Baoyim le rodeó el cuerpo con los brazos. Era el contacto más íntimo que podía conseguir, blindados como iban ambos.

– Soy tu portaestandarte, Zemalnit. Hagas lo que hagas, cabalgaré contigo hasta el fin del mundo y más allá.

Algo le dijo a Derguín que tal vez la Atagaira tendría que cumplir su promesa.

La caravana había tomado un sendero angosto pero poco empinado para ascender a la meseta que las llevaría hasta las montañas de su patria. Aun cargado con Baoyim, con Derguín y con las armaduras de ambos, Riamar subió ágilmente la misma ladera por la que había cargado contra los pájaros del terror, y así adelantó a la retaguardia de las Atagairas.

Una vez coronaron la cresta del Maular, siguieron galopando y preguntando a las unidades que se encontraban a su paso. Por lo que les dijeron, como ya sospechaba Baoyim, el batallón de Acruria viajaba en segundo lugar, mientras que las guerreras de la marca de Bruma cabalgaban en vanguardia por si surgía algún peligro.

Infatigable, Riamar siguió adelantando unidades, hasta que llegaron al segundo batallón de marcha. Allí, una oficial del Teburash informó a Derguín de que la reina estaba indispuesta y viajaba en el mismo carruaje cerrado que transportaba el féretro de la difunta Tanaquil.
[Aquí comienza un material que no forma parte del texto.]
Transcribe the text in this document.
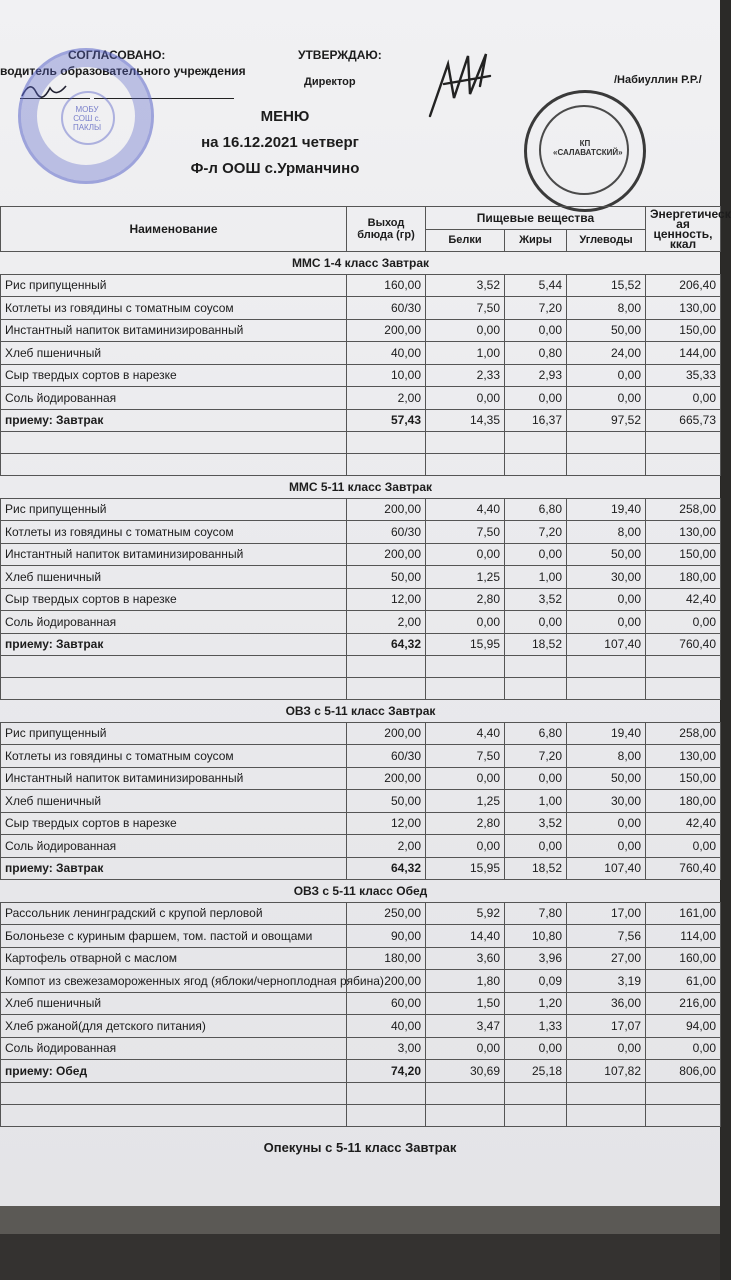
СОГЛАСОВАНО:
водитель образовательного учреждения
УТВЕРЖДАЮ:
Директор	/Набиуллин Р.Р./
МОБУ СОШ с. ПАКЛЫ
КП «САЛАВАТСКИЙ»
МЕНЮ
на 16.12.2021 четверг
Ф-л ООШ с.Урманчино
Наименование	Выход блюда (гр)	Пищевые вещества			Энергетическ ая ценность, ккал
		Белки	Жиры	Углеводы	
ММС 1-4 класс Завтрак					
Рис припущенный	160,00	3,52	5,44	15,52	206,40
Котлеты из говядины с томатным соусом	60/30	7,50	7,20	8,00	130,00
Инстантный напиток витаминизированный	200,00	0,00	0,00	50,00	150,00
Хлеб пшеничный	40,00	1,00	0,80	24,00	144,00
Сыр твердых сортов в нарезке	10,00	2,33	2,93	0,00	35,33
Соль йодированная	2,00	0,00	0,00	0,00	0,00
приему: Завтрак	57,43	14,35	16,37	97,52	665,73

ММС 5-11 класс Завтрак					
Рис припущенный	200,00	4,40	6,80	19,40	258,00
Котлеты из говядины с томатным соусом	60/30	7,50	7,20	8,00	130,00
Инстантный напиток витаминизированный	200,00	0,00	0,00	50,00	150,00
Хлеб пшеничный	50,00	1,25	1,00	30,00	180,00
Сыр твердых сортов в нарезке	12,00	2,80	3,52	0,00	42,40
Соль йодированная	2,00	0,00	0,00	0,00	0,00
приему: Завтрак	64,32	15,95	18,52	107,40	760,40

ОВЗ с 5-11 класс Завтрак					
Рис припущенный	200,00	4,40	6,80	19,40	258,00
Котлеты из говядины с томатным соусом	60/30	7,50	7,20	8,00	130,00
Инстантный напиток витаминизированный	200,00	0,00	0,00	50,00	150,00
Хлеб пшеничный	50,00	1,25	1,00	30,00	180,00
Сыр твердых сортов в нарезке	12,00	2,80	3,52	0,00	42,40
Соль йодированная	2,00	0,00	0,00	0,00	0,00
приему: Завтрак	64,32	15,95	18,52	107,40	760,40
ОВЗ с 5-11 класс Обед					
Рассольник ленинградский с крупой перловой	250,00	5,92	7,80	17,00	161,00
Болоньезе с куриным фаршем, том. пастой и овощами	90,00	14,40	10,80	7,56	114,00
Картофель отварной с маслом	180,00	3,60	3,96	27,00	160,00
Компот из свежезамороженных ягод (яблоки/черноплодная рябина)	200,00	1,80	0,09	3,19	61,00
Хлеб пшеничный	60,00	1,50	1,20	36,00	216,00
Хлеб ржаной(для детского питания)	40,00	3,47	1,33	17,07	94,00
Соль йодированная	3,00	0,00	0,00	0,00	0,00
приему: Обед	74,20	30,69	25,18	107,82	806,00

Опекуны с 5-11 класс Завтрак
– Necesito hablar con ella.

– Es imposible, Zemalnit. La reina ha dado orden de que nadie la moleste. Nadie te incluye a ti.
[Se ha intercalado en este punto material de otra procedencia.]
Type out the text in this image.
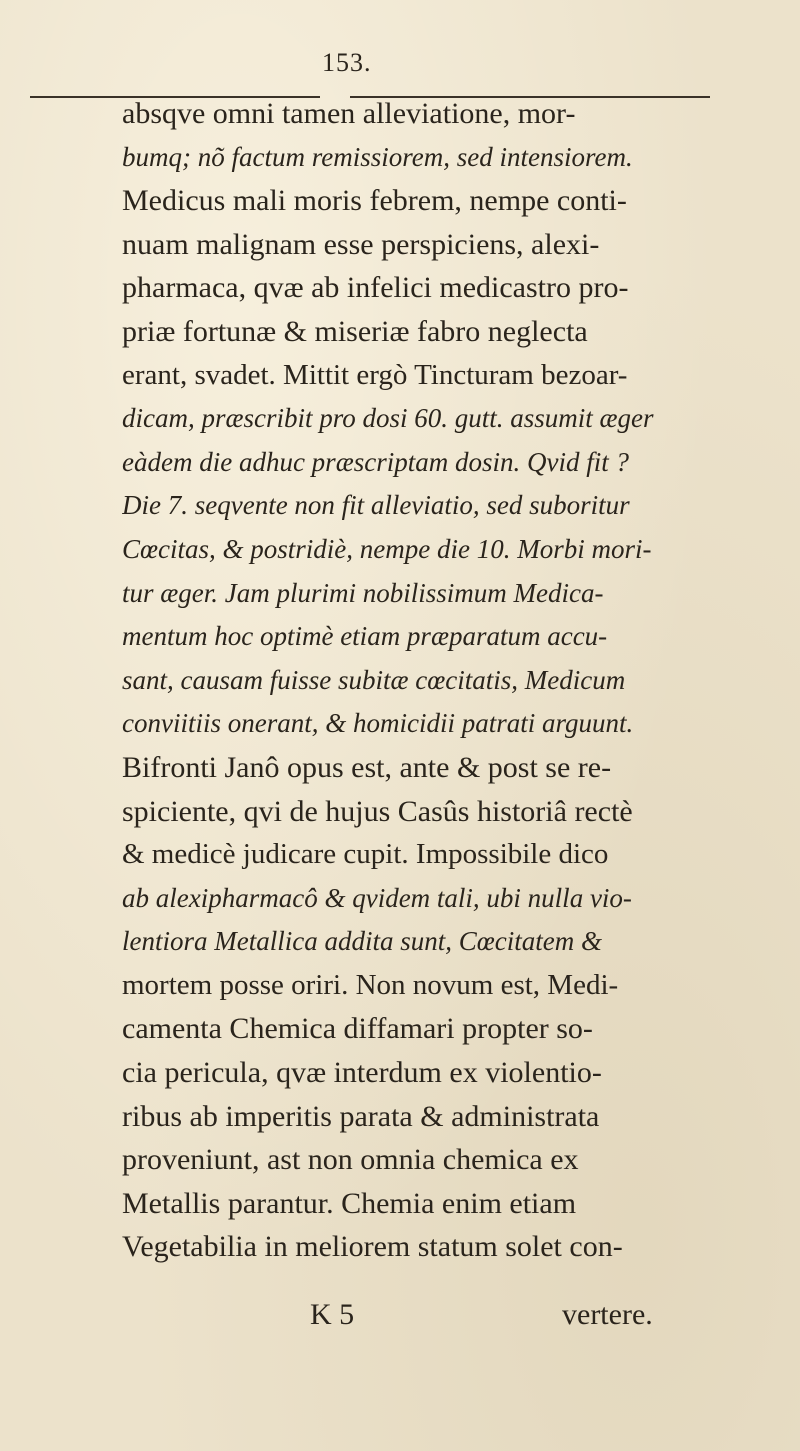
153.
absqve omni tamen alleviatione, mor-
bumq; nõ factum remissiorem, sed intensiorem.
Medicus mali moris febrem, nempe conti-
nuam malignam esse perspiciens, alexi-
pharmaca, qvæ ab infelici medicastro pro-
priæ fortunæ & miseriæ fabro neglecta
erant, svadet. Mittit ergò Tincturam bezoar-
dicam, præscribit pro dosi 60. gutt. assumit æger
eàdem die adhuc præscriptam dosin. Qvid fit ?
Die 7. seqvente non fit alleviatio, sed suboritur
Cœcitas, & postridiè, nempe die 10. Morbi mori-
tur æger. Jam plurimi nobilissimum Medica-
mentum hoc optimè etiam præparatum accu-
sant, causam fuisse subitæ cœcitatis, Medicum
conviitiis onerant, & homicidii patrati arguunt.
Bifronti Janô opus est, ante & post se re-
spiciente, qvi de hujus Casûs historiâ rectè
& medicè judicare cupit. Impossibile dico
ab alexipharmacô & qvidem tali, ubi nulla vio-
lentiora Metallica addita sunt, Cœcitatem &
mortem posse oriri. Non novum est, Medi-
camenta Chemica diffamari propter so-
cia pericula, qvæ interdum ex violentio-
ribus ab imperitis parata & administrata
proveniunt, ast non omnia chemica ex
Metallis parantur. Chemia enim etiam
Vegetabilia in meliorem statum solet con-
K 5	vertere.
De haber tenido la Espada de Fuego, Derguín se las habría arreglado para saltarse esa orden. Evidentemente, en tal caso no se habría molestado en perseguir a la caravana de las Atagairas en una noche sin lunas.

– Esto me huele muy raro -comentó, mientras se apartaban del convoy y desmontaban para descansar un rato-. ¿La reina viajando en carro?

– Nuestra Nenúfar siempre fue muy delicada. ¿Has oído el relato de la princesa que durmió sobre siete colchones y aun así notó el garbanzo que le habían puesto debajo?

Derguín conocía el cuento, pero meneó la cabeza.

– No creo que sea eso. La he visto cabalgar a la batalla. Sabe ser dura cuando quiere. Creo que no viaja con la caravana. Se dirige a algún otro sitio.

– ¿Por qué? ¿Qué podría pretender?

– No tengo ni idea. ¿Convertirse en una especie de Zemalnit a través de Ariel?

Mientras circunvalaban el lago, Derguín le había confesado a Baoyim lo que pasó en aquel bosque de Iyam cuando Ariel empuñó la espada.

– Deberíamos regresar, tah Derguín. De momento, no podemos hacer nada más.

Baoyim llevaba razón. Lo único que podía esperar Derguín era que Ariel volviese a desenvainar la Espada de Fuego. Tal vez así recibiría alguna pista de su paradero.

Por desgracia, eso tardaría varios días en ocurrir. Y para entonces ya no habría modo de detener el desastre.